Spiritualized, Songs In A&E
Music from the deathbed: Songs of desperation, determination and salvation
Jason Pierce's records, from his Spacemen 3 days onward, have always had a trinity of spirits hovering over them: drugs, death and God. This time, death is the one out in front: between the time most of these songs were written and when they were recorded, Pierce was hospitalized with double pneumonia and came close to dying. (The title isn't just a drone-rocker's two favorite chords, it's a reference to the British name for an emergency ward.) So, although the songs cover his usual emotional territory, it's his most mortal-sounding record to date — not just the way his voice often becomes a struggling rasp, but the pained scrape of his rhythms. (The closing waltz, "Goodnight Goodnight," doesn't just crawl from one note to the next, it ends with an allusion to Daniel Johnston's "Funeral Home.") The album's anchor, "Death Take Your Fiddle," underscores its dying-bed blues with the sound of a respirator.
But Songs in A&E isn't a valediction, it's an exhausted sigh of relief at having survived.
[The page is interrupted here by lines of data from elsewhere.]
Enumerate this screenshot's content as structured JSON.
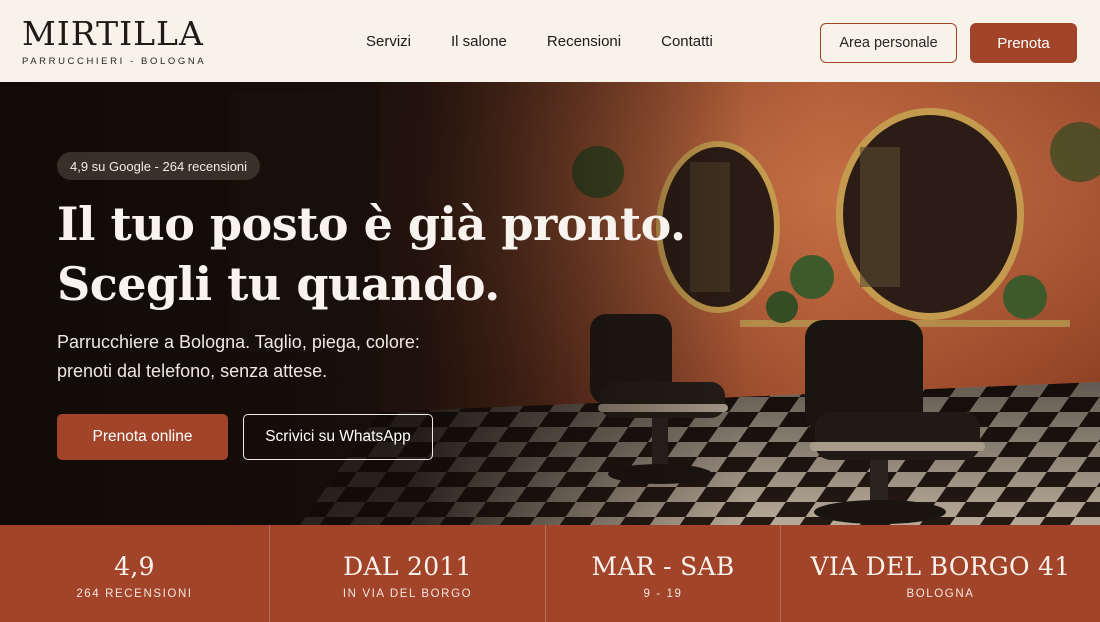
{
  "header": {
    "logo_name": "MIRTILLA",
    "logo_sub": "PARRUCCHIERI - BOLOGNA",
    "nav": [
      "Servizi",
      "Il salone",
      "Recensioni",
      "Contatti"
    ],
    "area_label": "Area personale",
    "prenota_label": "Prenota"
  },
  "hero": {
    "badge": "4,9 su Google - 264 recensioni",
    "headline_line1": "Il tuo posto è già pronto.",
    "headline_line2": "Scegli tu quando.",
    "subtext_line1": "Parrucchiere a Bologna. Taglio, piega, colore:",
    "subtext_line2": "prenoti dal telefono, senza attese.",
    "cta_primary": "Prenota online",
    "cta_secondary": "Scrivici su WhatsApp"
  },
  "stats": [
    {
      "value": "4,9",
      "label": "264 RECENSIONI"
    },
    {
      "value": "DAL 2011",
      "label": "IN VIA DEL BORGO"
    },
    {
      "value": "MAR - SAB",
      "label": "9 - 19"
    },
    {
      "value": "VIA DEL BORGO 41",
      "label": "BOLOGNA"
    }
  ],
  "colors": {
    "accent": "#a2442a",
    "header_bg": "#f7f2ea",
    "hero_wall": "#9c4a2c"
  }
}
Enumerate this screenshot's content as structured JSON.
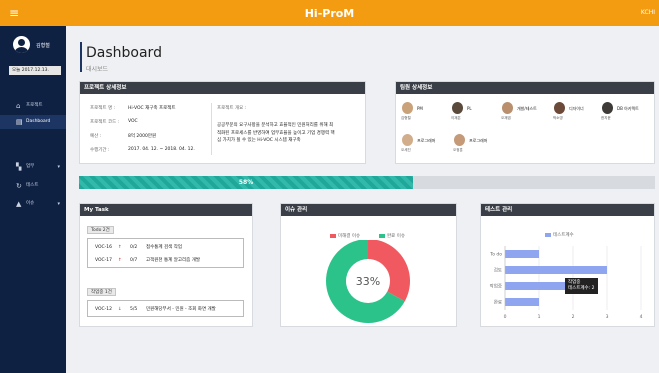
{
  "header": {
    "menu_icon": "≡",
    "title": "Hi-ProM",
    "right_text": "KCHI",
    "brand_color": "#f39c12"
  },
  "sidebar": {
    "user_name": "김형철",
    "date": "오늘 2017.12.13.",
    "items": [
      {
        "icon": "home-icon",
        "glyph": "⌂",
        "label": "프로젝트"
      },
      {
        "icon": "dashboard-icon",
        "glyph": "▤",
        "label": "Dashboard"
      },
      {
        "icon": "tasks-icon",
        "glyph": "▚",
        "label": "업무"
      },
      {
        "icon": "test-icon",
        "glyph": "↻",
        "label": "테스트"
      },
      {
        "icon": "issue-icon",
        "glyph": "▲",
        "label": "이슈"
      }
    ]
  },
  "page": {
    "title": "Dashboard",
    "subtitle": "대시보드"
  },
  "project": {
    "header": "프로젝트 상세정보",
    "fields": [
      {
        "label": "프로젝트 명 :",
        "value": "Hi-VOC 재구축 프로젝트"
      },
      {
        "label": "프로젝트 코드 :",
        "value": "VOC"
      },
      {
        "label": "예산 :",
        "value": "8억 2000만원"
      },
      {
        "label": "수행기간 :",
        "value": "2017. 04. 12. ~ 2018. 04. 12."
      }
    ],
    "desc_label": "프로젝트 개요 :",
    "description": "공공부문의 요구사항을 분석하고 효율적인 민원처리를 위해 최적화된 프로세스를 반영하여 업무효율을 높이고 기업 경쟁력 핵심 가치가 될 수 있는 Hi-VOC 시스템 재구축"
  },
  "team": {
    "header": "팀원 상세정보",
    "members": [
      {
        "role": "PM",
        "name": "김형철"
      },
      {
        "role": "PL",
        "name": "이재은"
      },
      {
        "role": "개발/테스트",
        "name": "오재엽"
      },
      {
        "role": "디자이너",
        "name": "박소영"
      },
      {
        "role": "DB 아키텍트",
        "name": "한지윤"
      },
      {
        "role": "프로그래머",
        "name": "오세진"
      },
      {
        "role": "프로그래머",
        "name": "오정훈"
      }
    ]
  },
  "progress": {
    "percent": 58,
    "label": "58%"
  },
  "mytask": {
    "header": "My Task",
    "groups": [
      {
        "label": "Todo 2건",
        "rows": [
          {
            "code": "VOC-16",
            "arrow": "↑",
            "arrow_color": "#27ae60",
            "count": "0/2",
            "title": "접수통계 검색 작업"
          },
          {
            "code": "VOC-17",
            "arrow": "↑",
            "arrow_color": "#e74c3c",
            "count": "0/7",
            "title": "고객원천 통계 알고리즘 개발"
          }
        ]
      },
      {
        "label": "작업중 1건",
        "rows": [
          {
            "code": "VOC-12",
            "arrow": "↓",
            "arrow_color": "#27ae60",
            "count": "5/5",
            "title": "민원해당부서 - 민원 - 조회 화면 개발"
          }
        ]
      }
    ]
  },
  "issues": {
    "header": "이슈 관리",
    "center_label": "33%",
    "legend": [
      {
        "label": "미해결 이슈",
        "color": "#f0595f"
      },
      {
        "label": "완료 이슈",
        "color": "#2cc38a"
      }
    ],
    "chart_data": {
      "type": "pie",
      "categories": [
        "미해결 이슈",
        "완료 이슈"
      ],
      "values": [
        33,
        67
      ]
    }
  },
  "tests": {
    "header": "테스트 관리",
    "legend": "테스트계수",
    "bar_color": "#8fa5f0",
    "tooltip_title": "작업중",
    "tooltip_value": "테스트계수: 2",
    "chart_data": {
      "type": "bar",
      "orientation": "horizontal",
      "categories": [
        "To do",
        "검토",
        "작업중",
        "완료"
      ],
      "series": [
        {
          "name": "테스트계수",
          "values": [
            1,
            3,
            2,
            1
          ]
        }
      ],
      "xlim": [
        0,
        4
      ],
      "xticks": [
        "0",
        "1",
        "2",
        "3",
        "4"
      ],
      "grid": true
    }
  }
}
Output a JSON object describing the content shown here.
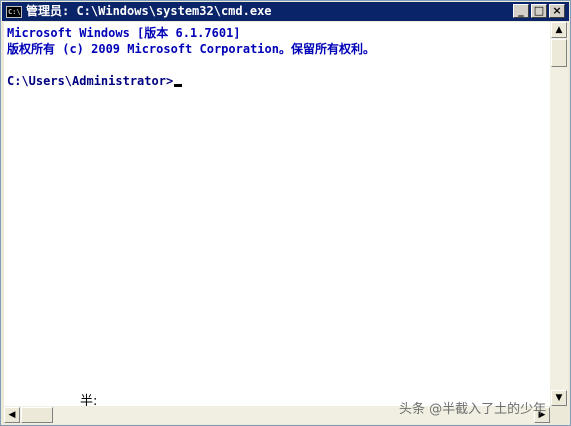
{
  "window": {
    "title": "管理员: C:\\Windows\\system32\\cmd.exe",
    "icon_text": "C:\\",
    "controls": {
      "minimize": "_",
      "maximize": "□",
      "close": "×"
    }
  },
  "console": {
    "lines": [
      "Microsoft Windows [版本 6.1.7601]",
      "版权所有 (c) 2009 Microsoft Corporation。保留所有权利。"
    ],
    "prompt": "C:\\Users\\Administrator>"
  },
  "ime": {
    "status": "半:"
  },
  "scrollbar": {
    "up": "▲",
    "down": "▼",
    "left": "◀",
    "right": "▶"
  },
  "watermark": "头条 @半截入了土的少年"
}
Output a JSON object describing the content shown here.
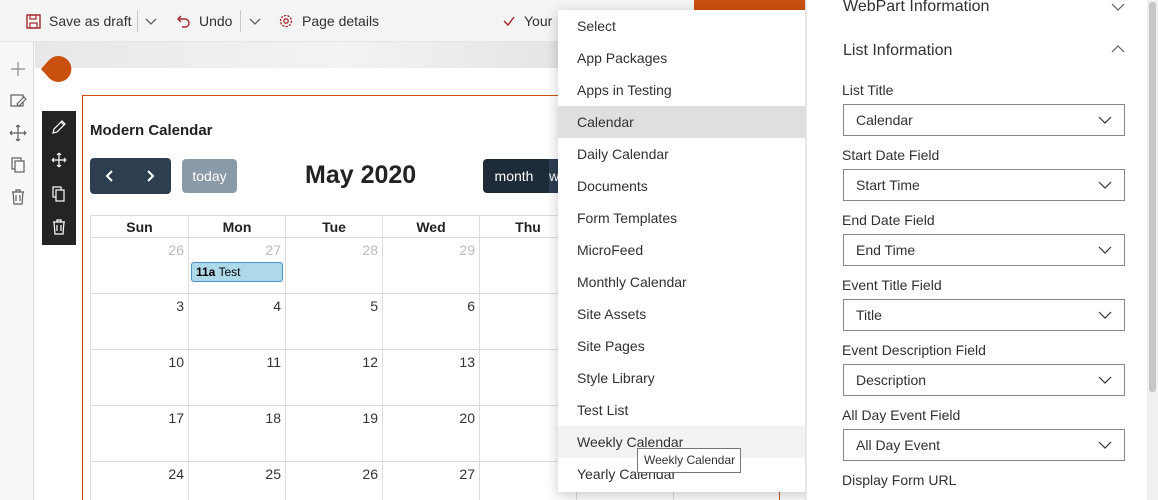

It's no accident that three songs with "fire" in their titles are clustered together, or that they're followed by two genuinely fiery rockers. Another Pierce specialty is the dramatic slow sweep across a landscape of sound, and there are a lot of those here too. "Baby I'm Just a Fool" reconfigures ideas from the Velvet Underground & Nico — both Lou's and Nico's songs — for five minutes before the grand horn section and sitar kick in. The six "Harmony" interludes (named after filmmaker Harmony Korine) are graceful, protean instrumental fragments that act as sorts of scene transitions for the album. "Take me to the other side," Pierce once sang; this time, he's reveling in still being in this world.